Earliest stage of Coptic

A Old Coptic magical text on papyrus from the 2nd century AD, written using both Greek and Demotic characters

Old Coptic is the earliest stage of Coptic writing, a form of late Egyptian written in the Coptic script, a variant of the Greek alphabet. It "is an analytical category … utilised by scholars to refer to a particular group of sources" and not a language, dialect or singular writing system. Scholars differ on the exact boundaries of the Old Coptic corpus and thus on the definition of "Old Coptic". Generally, it can be said that Old Coptic texts use more letters of Demotic derivation than later literary Coptic. They lack the consistent script style and borrowed Greek vocabulary of later Coptic literature.
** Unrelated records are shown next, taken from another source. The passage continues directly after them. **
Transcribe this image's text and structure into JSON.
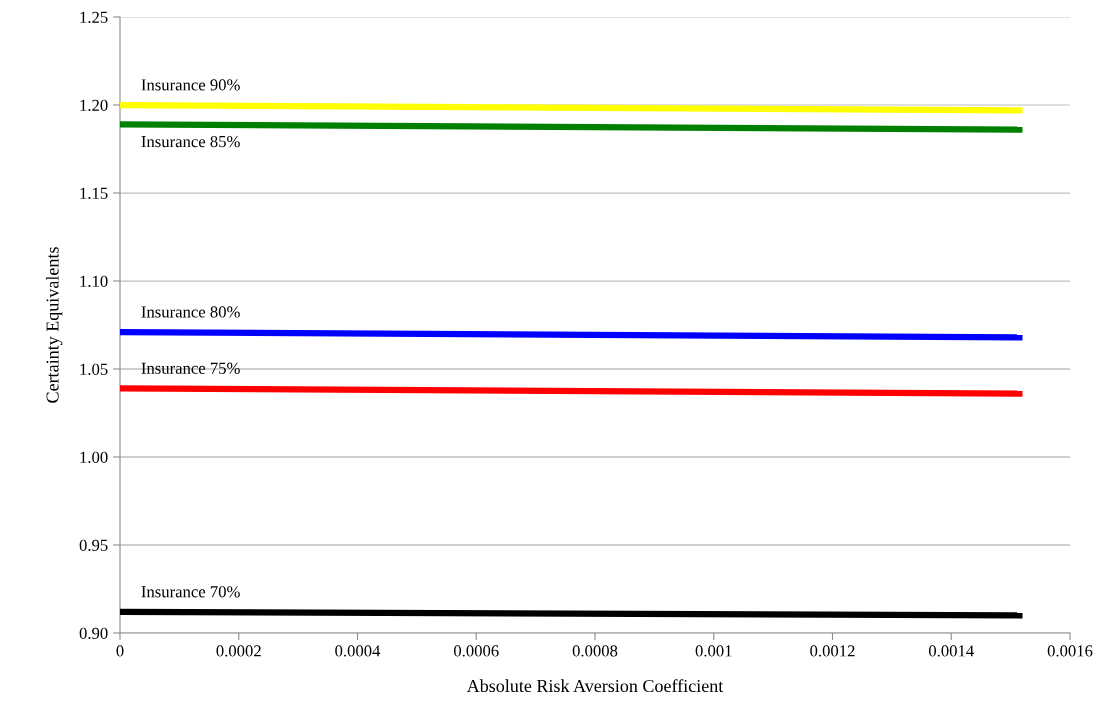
{
  "chart_data": {
    "type": "line",
    "xlabel": "Absolute Risk Aversion Coefficient",
    "ylabel": "Certainty Equivalents",
    "x": [
      0,
      0.00152
    ],
    "series": [
      {
        "name": "Insurance 90%",
        "color": "#ffff00",
        "values": [
          1.2,
          1.197
        ]
      },
      {
        "name": "Insurance 85%",
        "color": "#008000",
        "values": [
          1.189,
          1.186
        ]
      },
      {
        "name": "Insurance 80%",
        "color": "#0000ff",
        "values": [
          1.071,
          1.068
        ]
      },
      {
        "name": "Insurance 75%",
        "color": "#ff0000",
        "values": [
          1.039,
          1.036
        ]
      },
      {
        "name": "Insurance 70%",
        "color": "#000000",
        "values": [
          0.912,
          0.91
        ]
      }
    ],
    "xlim": [
      0,
      0.0016
    ],
    "xticks": [
      {
        "value": 0,
        "label": "0"
      },
      0.0002,
      0.0004,
      0.0006,
      0.0008,
      0.001,
      0.0012,
      0.0014,
      0.0016
    ],
    "ylim": [
      0.9,
      1.25
    ],
    "yticks": [
      {
        "value": 0.9,
        "label": "0.90"
      },
      {
        "value": 0.95,
        "label": "0.95"
      },
      {
        "value": 1.0,
        "label": "1.00"
      },
      {
        "value": 1.05,
        "label": "1.05"
      },
      {
        "value": 1.1,
        "label": "1.10"
      },
      {
        "value": 1.15,
        "label": "1.15"
      },
      {
        "value": 1.2,
        "label": "1.20"
      },
      {
        "value": 1.25,
        "label": "1.25"
      }
    ],
    "grid": "y",
    "legend": false,
    "marker": "none",
    "line_style": "solid"
  }
}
Some even use exclusively Greek letters. Moreover, they are generally or exclusively of Egyptian pagan origin, as opposed to later literary Coptic texts, which are strongly associated with Coptic Christianity and to a lesser extent Gnosticism and Manichaeism.

The earliest surviving examples of Egyptian words transliterated in Greek script date to the 6th century BC. Whole Egyptian phrases appear in Greek script from the 3rd century BC. The earliest Coptic text known is from the 1st century AD. The earliest stage of experimentation with the Egyptian language in the Greek alphabet is sometimes called Pre-Old Coptic or Graeco-Egyptian. Other authors distinguish between early and late Old Coptic. The production of pagan magical texts written in Egyptian in Greek letters continued into the 4th or 5th century, after the start of Coptic literature proper.